In the end, the conclusion is that there’s no real way to us fix this that would stop “attacks” against small consumer grade sites without also significantly degrading the overall functionality.
Unfortunately, so-called “won’t fix” items aren’t eligible under the bug bounty program, so there won’t be a reward for this issue. I want to acknowledge, however, both that I think your proposed attack is interesting/creative and that you clearly put a lot of work into researching and reporting the issue last month. That IS appreciated and we do hope that you’ll continue to submit any future security issues you find to the Facebook bug bounty program.
I’m not sure why they are not fixing this. Supporting dynamic links in image tags could be a problem and I’m not a big fan of it. I think a manual upload would satisfy the need of users if they want to have dynamically generated image on the notes.
I also see a couple of other problems with this type of abuse:
  • A scenario of traffic amplification: when the image is replaced by a pdf or video of larger size, Facebook would crawl a huge file but the user gets nothing.
  • Each Note supports 1000+ links and Facebook blocks a user after creating around 100 Notes in a short span. Since there is no captcha for note creation, all of this can be automated and an attacker could easily prepare hundreds of notes using multiple users until the time of attack when all of them is viewed at once.
Although a sustained 400 Mbps could be dangerous, I wanted to test this one last time to see if it can indeed have a larger impact.
Getting rid of the browser and using the poc script I was able to get ~900 Mbps outbound traffic.

I was using an ordinary 13 MB PDF file which was fetched by Facebook 180,000+ times, number of Facebook servers involved was 112.

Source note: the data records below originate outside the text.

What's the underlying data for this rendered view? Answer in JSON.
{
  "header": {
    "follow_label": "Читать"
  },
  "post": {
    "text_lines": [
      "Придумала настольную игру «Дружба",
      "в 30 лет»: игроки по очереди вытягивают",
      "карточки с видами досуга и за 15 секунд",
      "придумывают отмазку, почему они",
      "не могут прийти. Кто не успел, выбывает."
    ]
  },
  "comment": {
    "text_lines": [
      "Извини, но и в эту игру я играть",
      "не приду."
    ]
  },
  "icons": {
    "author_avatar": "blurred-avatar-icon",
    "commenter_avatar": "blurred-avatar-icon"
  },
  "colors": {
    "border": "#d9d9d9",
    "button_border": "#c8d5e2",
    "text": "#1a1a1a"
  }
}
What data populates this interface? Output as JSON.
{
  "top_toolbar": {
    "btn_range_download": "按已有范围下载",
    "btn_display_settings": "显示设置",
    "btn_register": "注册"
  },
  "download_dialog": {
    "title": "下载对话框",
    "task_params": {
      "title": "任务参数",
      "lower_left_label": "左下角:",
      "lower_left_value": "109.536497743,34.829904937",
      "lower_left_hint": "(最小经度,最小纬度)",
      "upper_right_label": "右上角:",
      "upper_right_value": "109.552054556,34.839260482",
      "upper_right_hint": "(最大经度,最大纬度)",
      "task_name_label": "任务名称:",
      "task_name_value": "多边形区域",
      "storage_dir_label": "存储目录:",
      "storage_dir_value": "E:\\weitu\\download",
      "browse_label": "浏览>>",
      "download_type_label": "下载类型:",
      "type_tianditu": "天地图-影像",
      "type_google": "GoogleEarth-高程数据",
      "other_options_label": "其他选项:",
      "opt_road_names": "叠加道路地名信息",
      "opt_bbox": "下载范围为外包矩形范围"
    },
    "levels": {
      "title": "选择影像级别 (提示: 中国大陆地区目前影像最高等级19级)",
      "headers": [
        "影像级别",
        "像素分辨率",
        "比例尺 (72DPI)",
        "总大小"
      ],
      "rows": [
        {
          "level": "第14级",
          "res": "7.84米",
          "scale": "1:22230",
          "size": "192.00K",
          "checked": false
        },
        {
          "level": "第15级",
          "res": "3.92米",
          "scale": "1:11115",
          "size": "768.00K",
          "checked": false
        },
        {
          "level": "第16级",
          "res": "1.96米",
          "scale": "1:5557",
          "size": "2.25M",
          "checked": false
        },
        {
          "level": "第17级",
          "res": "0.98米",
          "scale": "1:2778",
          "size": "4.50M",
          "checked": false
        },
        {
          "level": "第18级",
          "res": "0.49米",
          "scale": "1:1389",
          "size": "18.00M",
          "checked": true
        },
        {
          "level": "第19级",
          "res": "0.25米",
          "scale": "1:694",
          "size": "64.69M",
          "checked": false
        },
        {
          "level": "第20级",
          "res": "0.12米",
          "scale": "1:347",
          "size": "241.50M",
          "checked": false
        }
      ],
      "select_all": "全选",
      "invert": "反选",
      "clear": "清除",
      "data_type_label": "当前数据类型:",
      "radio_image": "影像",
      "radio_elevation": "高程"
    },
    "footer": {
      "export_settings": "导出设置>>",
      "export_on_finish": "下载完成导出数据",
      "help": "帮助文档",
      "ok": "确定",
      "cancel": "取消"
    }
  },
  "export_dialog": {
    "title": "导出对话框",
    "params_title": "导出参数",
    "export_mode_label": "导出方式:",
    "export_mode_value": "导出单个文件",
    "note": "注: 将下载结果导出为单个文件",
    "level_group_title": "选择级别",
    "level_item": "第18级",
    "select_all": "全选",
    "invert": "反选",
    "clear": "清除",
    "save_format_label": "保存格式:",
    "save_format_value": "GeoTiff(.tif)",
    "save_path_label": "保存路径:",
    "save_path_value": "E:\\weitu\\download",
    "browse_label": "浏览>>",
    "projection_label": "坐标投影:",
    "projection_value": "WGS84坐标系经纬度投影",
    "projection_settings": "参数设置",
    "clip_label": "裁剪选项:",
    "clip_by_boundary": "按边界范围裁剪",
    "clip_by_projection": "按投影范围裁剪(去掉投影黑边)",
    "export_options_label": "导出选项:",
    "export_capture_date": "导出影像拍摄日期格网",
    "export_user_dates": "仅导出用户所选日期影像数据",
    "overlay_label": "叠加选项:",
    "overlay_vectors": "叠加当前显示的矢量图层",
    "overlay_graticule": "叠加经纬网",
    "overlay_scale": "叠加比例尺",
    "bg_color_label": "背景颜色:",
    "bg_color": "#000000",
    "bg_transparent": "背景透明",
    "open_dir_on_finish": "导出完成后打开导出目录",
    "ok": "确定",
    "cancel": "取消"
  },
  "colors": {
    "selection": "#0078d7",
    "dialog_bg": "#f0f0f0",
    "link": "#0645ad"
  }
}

We can see the traffic graph is almost constant at 895 Mbps. This might be because of the maximum traffic imposed on my VM on the cloud which is using a shared Gbps ethernet port. It seems there is no restriction put on Facebook servers and with so many servers crawling at once we can only imagine how high this traffic can get.
After finding and reporting this issue, I found similar issues with Google which I blogged here. Combining Google and Facebook, it seems we can easily get multiple Gbps of GET Flood.
Facebook crawler shows itself as facebookexternalhit. Right now it seems there is no other choice than to block it in order to avoid this nuisance.
[Update] mentions a way to get the list of IP addresses that belongs to Facebook crawler.
whois -h  ‘-i origin AS32934 | grep ^route
Blocking the IP addresses could be more effective than blocking the useragent.